In her 1984 book Cities and the Wealth of Nations, the remarkable Jane Jacobs writes not about economics, but about economic life. She observes economies in motion, not in stasis, and argues that city regions are the heart of that economic life – pulsing, changing, and engaging in “exuberant episodes of import-replacing.”
She worries that the policies of nation states hold back the individualized development and diversification of cities, leading to stagnation and deterioration. She seeks examples of how cities can counter this generalized tendency to decay under the monoculture of a national economy. She finds hope in the cultivation of differentiated form and style. That is to say, she finds it in esthetics.
In the final chapter of Cities and the Wealth of Nations, titled “Drift,” she references a Japanese anthropologist, Tadao Umesao, who “observes that historically the Japanese have always done better when they drifted in an empirical, practical fashion than when they attempted to operate by ‘resolute purpose’ and ‘determined will.'”
Umesao coins the phrase “an esthetics of drift” to describe this characteristic. Jane Jacobs adapts this concept to describe what is required of cities to remain open to the place-based innovation that will foster creative and appropriate new small businesses.
“In its very nature, successful economic development has to be open-ended rather than goal-oriented, and has to make itself up expediently and empirically as it goes along.”
“‘Industrial strategies’ to meet ‘targets’ using ‘resolute purpose,’ ‘long-range planning’ and ‘determined will’ express a military kind of thinking. Behind that thinking lies a conscious or unconscious assumption that economic life can be conquered, mobilized, bullied, as indeed it can be when it is directed toward warfare, but not when it directs itself to development and expansion.”
“All big things grow from little things, but new little things are destroyed by their environments unless they are cherished for reasons more like esthetic appreciation than practical utility.”

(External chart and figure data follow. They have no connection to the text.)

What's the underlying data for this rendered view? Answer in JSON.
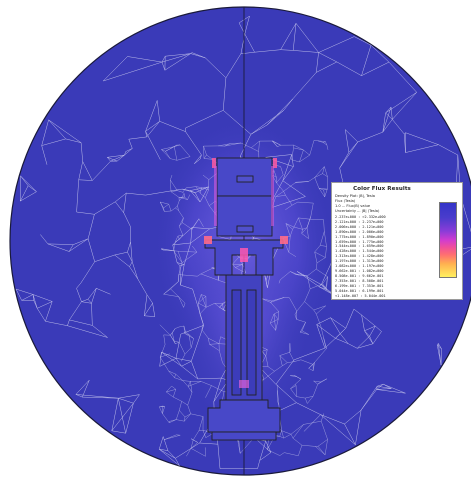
{
  "legend": {
    "title": "Color Flux Results",
    "meta_lines": [
      "Density Plot: |B|, Tesla",
      "Flux (Tesla)",
      "1.0 ... Flux(B) value",
      "Uncertainty ... |B| (Tesla)"
    ],
    "rows": [
      "2.237e+000 : >2.332e+000",
      "2.121e+000 : 2.237e+000",
      "2.006e+000 : 2.121e+000",
      "1.890e+000 : 2.006e+000",
      "1.775e+000 : 1.890e+000",
      "1.659e+000 : 1.775e+000",
      "1.544e+000 : 1.659e+000",
      "1.428e+000 : 1.544e+000",
      "1.313e+000 : 1.428e+000",
      "1.197e+000 : 1.313e+000",
      "1.082e+000 : 1.197e+000",
      "9.662e-001 : 1.082e+000",
      "8.508e-001 : 9.662e-001",
      "7.353e-001 : 8.508e-001",
      "6.199e-001 : 7.353e-001",
      "5.044e-001 : 6.199e-001",
      "<1.148e-007 : 5.044e-001"
    ]
  },
  "colors": {
    "background_field": "#3a3ab8",
    "high_flux": "#ff5a9a",
    "mid_flux": "#8a58e8",
    "mesh_line": "#c9c9ee",
    "outline": "#222222"
  }
}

Wendell Berry made much the same argument in his historic 2012 Jefferson Memorial Lecture, but he would use the word “affection.” It is lack of affection for community, for place, for people, for land that has wrought such an ugly economy and degraded the countryside and the lives of country people.
Judy Wicks would call it “Love.” Her love for her Philadelphia neighborhood, for her customers and staff, for goats and pigs and chickens, led her to grow the particular business that was the White Dog Cafe, and to shape its particular relations with the farmers who raised the greens and pork served at the restaurant. There will be no chain of White Dog Cafes. There cannot be. It grew from a specific aesthetic, a cultivated affection, and the boundless love of a single woman. But it inspired replication – suggested a form and style – and led to a bubbling up of other “new little” enterprises in the city – a step towards turning Philadelphia into the vibrant, diverse, job generating, import-replacing city Jane Jacobs would wish.
This Valentine’s Day, the staff of the Schumacher Center sends its love to all those entrepreneurs and their citizen partners who have cultivated an “esthetics of drift” in their business approach, cherishing their place-inspired creations, and encouraging multiple episodes of lively imitation. Join with us!